Dick's Sporting Goods Deserves A Higher Bid

9/20/18

Summary

Shares of DKS look undervalued as the company has demonstrated competency in several areas to carve out an attractive niche.

E-commerce, premium product, smart inventory management, and capital allocation are the key drivers.

Shares are worth $40-50.

Shares of Dick’s Sporting Goods (DKS) continue to sit well below their 2017 high, but the stock has done well in 2018, up 26% year-to-date as the company recovers from a highly promotional H2’17. In my view, the company is checking virtually all the boxes that ensure survival as an omnichannel retailer heading into the next decade, and I am increasing my fair value range to $40-50 based on continued execution.
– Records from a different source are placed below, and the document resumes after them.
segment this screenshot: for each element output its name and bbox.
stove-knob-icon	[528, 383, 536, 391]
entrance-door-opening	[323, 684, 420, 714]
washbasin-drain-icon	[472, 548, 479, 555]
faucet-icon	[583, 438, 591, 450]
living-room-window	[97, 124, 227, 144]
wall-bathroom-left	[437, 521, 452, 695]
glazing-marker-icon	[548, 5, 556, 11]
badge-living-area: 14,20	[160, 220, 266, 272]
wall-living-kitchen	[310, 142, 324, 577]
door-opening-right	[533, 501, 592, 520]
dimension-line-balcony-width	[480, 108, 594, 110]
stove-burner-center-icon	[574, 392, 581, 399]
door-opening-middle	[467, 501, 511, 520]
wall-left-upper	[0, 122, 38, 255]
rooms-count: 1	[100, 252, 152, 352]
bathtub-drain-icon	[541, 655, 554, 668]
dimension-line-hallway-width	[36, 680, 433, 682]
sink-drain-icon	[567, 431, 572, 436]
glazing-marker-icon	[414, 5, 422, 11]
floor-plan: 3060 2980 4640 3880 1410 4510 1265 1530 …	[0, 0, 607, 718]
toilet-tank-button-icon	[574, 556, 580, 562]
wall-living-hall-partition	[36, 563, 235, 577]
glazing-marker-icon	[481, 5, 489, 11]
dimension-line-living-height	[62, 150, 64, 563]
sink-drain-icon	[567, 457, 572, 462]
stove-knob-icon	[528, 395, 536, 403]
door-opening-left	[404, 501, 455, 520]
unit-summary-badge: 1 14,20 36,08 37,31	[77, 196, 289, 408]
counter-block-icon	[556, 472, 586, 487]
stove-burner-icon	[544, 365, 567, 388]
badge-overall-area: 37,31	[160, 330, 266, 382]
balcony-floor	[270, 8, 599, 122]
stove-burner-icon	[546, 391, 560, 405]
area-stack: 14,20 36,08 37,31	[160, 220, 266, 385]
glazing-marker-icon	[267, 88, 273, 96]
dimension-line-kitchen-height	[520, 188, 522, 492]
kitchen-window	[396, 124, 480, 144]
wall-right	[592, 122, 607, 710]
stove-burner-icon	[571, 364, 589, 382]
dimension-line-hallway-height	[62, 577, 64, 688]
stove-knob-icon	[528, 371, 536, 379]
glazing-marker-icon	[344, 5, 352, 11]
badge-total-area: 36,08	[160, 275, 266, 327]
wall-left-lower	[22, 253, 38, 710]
At the low end of my fair value range, shares would trade at just 12.5x 2018 earnings –a significant discount to the broader market. With strength again in e-commerce, the ability to identify necessary business model changes, disciplined inventory management, and strong capital allocation, shares look attractive at their current level.

Key #1: E-Commerce

E-commerce growth was terrific in Q1, up 24% y/y, and the strength continued in DKS’s most recent quarter, with e-commerce sales up 12% y/y, up to 11% of sales. Penetration of e-commerce sits at 11% YTD, and the company is still in the early stages of figuring out the omnichannel model. Unlike some of its competitors, e.g. Foot Locker (FL) and Nike (NKE), DKS has not invested as much in its e-commerce business in recent years. DKS lacks the same promotional cadence as its competitors, but I see the company improving with more promotions like flash sales and usage of referral companies like eBates. With the decision to exit firearm sales, I think we could see this business hit 15% of total sales in FY19.